Genau um vor solchem Betrug, Hackerangriffen und Ähnlichem zu schützen, verwenden Kryptowährungen daher Prüfmethoden für alle Überweisungen. Proof of Stake ist genau so eine Methode – und zwar eine der neuesten, quasi Generation 2.0.

Wie genau funktioniert Proof of Stake?

Da es viel Arbeit macht, sämtliche Überweisungen zu überprüfen, werden diejenigen belohnt, die das für das Netzwerk erledigen. Bei der Verifizierungsmethode Proof of Work (wird z. B. bei Bitcoin und Ethereum verwendet) nennt sich dieser Vorgang „Mining.“ Dabei entstehen neue Coins. Bei der neuen Verifizierungsmethode Proof of Stake ist das anders. Hier wird auf die strom- und kostenintensiven Berechnungen, die bei Proof of Work normal sind, verzichtet. Bei Proof of Stake sind alle Coins sozusagen bereits von Anfang an vorhanden. Es kommen keine neuen mehr dazu. Wer die Überweisungen des Netzwerks überprüft, bekommt als Belohnung anstatt Coins die involvierten Gebühren.
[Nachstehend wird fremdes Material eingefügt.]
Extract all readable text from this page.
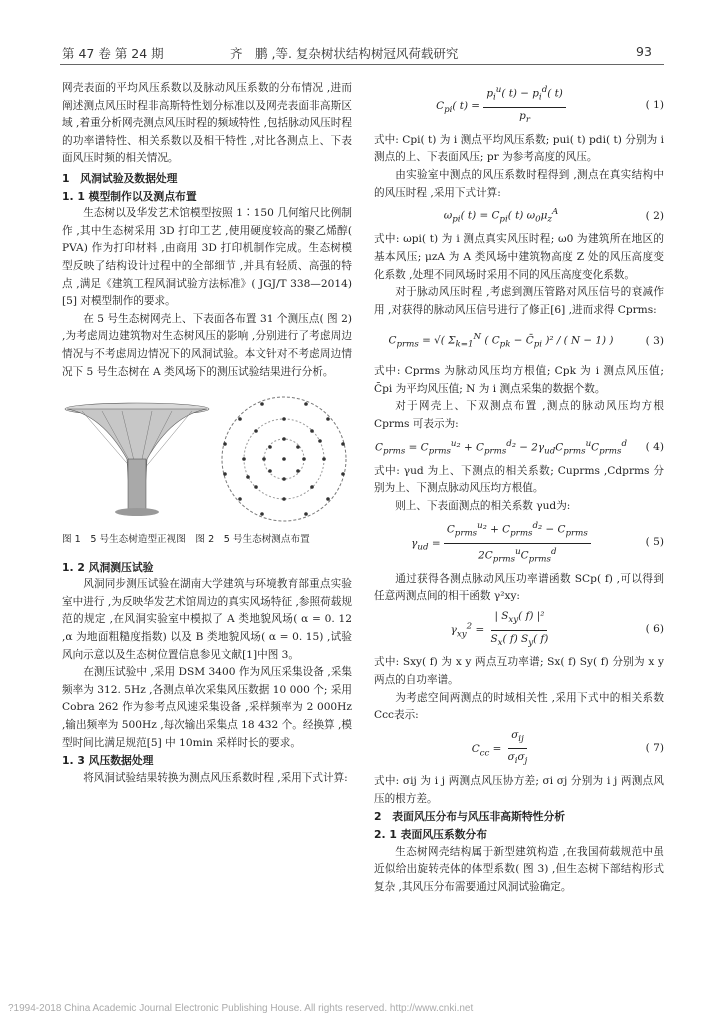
第 47 卷 第 24 期	齐　鹏 ,等. 复杂树状结构树冠风荷载研究	93

网壳表面的平均风压系数以及脉动风压系数的分布情况 ,进而阐述测点风压时程非高斯特性划分标准以及网壳表面非高斯区域 ,着重分析网壳测点风压时程的频域特性 ,包括脉动风压时程的功率谱特性、相关系数以及相干特性 ,对比各测点上、下表面风压时频的相关情况。

1　风洞试验及数据处理

1. 1 模型制作以及测点布置

生态树以及华发艺术馆模型按照 1∶150 几何缩尺比例制作 ,其中生态树采用 3D 打印工艺 ,使用硬度较高的聚乙烯醇( PVA) 作为打印材料 ,由商用 3D 打印机制作完成。生态树模型反映了结构设计过程中的全部细节 ,并具有轻质、高强的特点 ,满足《建筑工程风洞试验方法标准》( JGJ/T 338—2014) [5] 对模型制作的要求。

在 5 号生态树网壳上、下表面各布置 31 个测压点( 图 2) ,为考虑周边建筑物对生态树风压的影响 ,分别进行了考虑周边情况与不考虑周边情况下的风洞试验。本文针对不考虑周边情况下 5 号生态树在 A 类风场下的测压试验结果进行分析。

图 1　5 号生态树造型正视图　图 2　5 号生态树测点布置

1. 2 风洞测压试验

风洞同步测压试验在湖南大学建筑与环境教育部重点实验室中进行 ,为反映华发艺术馆周边的真实风场特征 ,参照荷载规范的规定 ,在风洞实验室中模拟了 A 类地貌风场( α = 0. 12 ,α 为地面粗糙度指数) 以及 B 类地貌风场( α = 0. 15) ,试验风向示意以及生态树位置信息参见文献[1]中图 3。

在测压试验中 ,采用 DSM 3400 作为风压采集设备 ,采集频率为 312. 5Hz ,各测点单次采集风压数据 10 000 个; 采用 Cobra 262 作为参考点风速采集设备 ,采样频率为 2 000Hz ,输出频率为 500Hz ,每次输出采集点 18 432 个。经换算 ,模型时间比满足规范[5] 中 10min 采样时长的要求。

1. 3 风压数据处理

将风洞试验结果转换为测点风压系数时程 ,采用下式计算:

$C_{pi}$( $t) = \frac{p_i^u( t) - p_i^d( t)}{p_r}$	( 1)

式中: Cpi( t) 为 i 测点平均风压系数; pui( t) pdi( t) 分别为 i 测点的上、下表面风压; pr 为参考高度的风压。

由实验室中测点的风压系数时程得到 ,测点在真实结构中的风压时程 ,采用下式计算:

$\omega_{pi}$( $t) = C_{pi}$( t) $\omega_0\mu_z^A$	( 2)

式中: ωpi( t) 为 i 测点真实风压时程; ω0 为建筑所在地区的基本风压; μzA 为 A 类风场中建筑物高度 Z 处的风压高度变化系数 ,处理不同风场时采用不同的风压高度变化系数。

对于脉动风压时程 ,考虑到测压管路对风压信号的衰减作用 ,对获得的脉动风压信号进行了修正[6] ,进而求得 Cprms:

$C_{prms}$ = √( $\Sigma_{k=1}^N$ ( $C_{pk}$ − $C̄_{pi}$ )² / ( N − 1) )	( 3)

式中: Cprms 为脉动风压均方根值; Cpk 为 i 测点风压值; C̄pi 为平均风压值; N 为 i 测点采集的数据个数。

对于网壳上、下双测点布置 ,测点的脉动风压均方根 Cprms 可表示为:

$C_{prms} = C_{prms}^u^2 + C_{prms}^d^2 - 2\gamma_{ud}C_{prms}^uC_{prms}^d$	( 4)

式中: γud 为上、下测点的相关系数; Cuprms ,Cdprms 分别为上、下测点脉动风压均方根值。

则上、下表面测点的相关系数 γud为:

$\gamma_{ud} = \frac{C_{prms}^u^2 + C_{prms}^d^2 - C_{prms}}{2C_{prms}^uC_{prms}^d}$	( 5)

通过获得各测点脉动风压功率谱函数 SCp( f) ,可以得到任意两测点间的相干函数 γ²xy:

$\gamma_{xy}^2 = \frac{| S_{xy}( f) |^2}{S_x( f) S_y( f)}$	( 6)

式中: Sxy( f) 为 x y 两点互功率谱; Sx( f) Sy( f) 分别为 x y 两点的自功率谱。

为考虑空间两测点的时域相关性 ,采用下式中的相关系数 Ccc表示:

$C_{cc} = \frac{\sigma_{ij}}{\sigma_i\sigma_j}$	( 7)

式中: σij 为 i j 两测点风压协方差; σi σj 分别为 i j 两测点风压的根方差。

2　表面风压分布与风压非高斯特性分析

2. 1 表面风压系数分布

生态树网壳结构属于新型建筑构造 ,在我国荷载规范中虽近似给出旋转壳体的体型系数( 图 3) ,但生态树下部结构形式复杂 ,其风压分布需要通过风洞试验确定。

?1994-2018 China Academic Journal Electronic Publishing House. All rights reserved. http://www.cnki.net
Was passiert bei Hackerangriffen?

Doch wie schützt Proof of Stake vor Hackerangriffen und Betrug? Im Kern ganz einfach: Wenn Du an einer Überprüfung mitmachen willst, musst Du dafür Coins als Sicherheit hinterlegen. Je mehr Du als Prüfer hinterlegst, desto wahrscheinlicher ist es, dass Du an der Überprüfung mitmachen darfst. Es gibt Mechanismen, die verhindern, dass der reichste Kryptobesitzer die anderen dominiert und sich übermäßige Vorteile verschafft. Dazu später mehr. Wird jemand während der Überprüfung beim Betrügen erwischt, wird er nicht nur vom Prüfvorgang für die Zukunft ausgeschlossen, sondern er verliert auch alle seine Coins, die hinterlegt waren. Betrug lohnt sich daher nicht.

Es gibt jede Menge „Geschmacksrichtungen“ oder Versionen von Proof of Stake, da grundsätzlich jede Kryptowährung ihre eigenen Besonderheiten aufweist. Jedes Team und jede Community hat seine eigenen Regeln und Vorlieben. Von daher kann auch dieser Artikel erstmal nur eine Einführung in das Thema sein.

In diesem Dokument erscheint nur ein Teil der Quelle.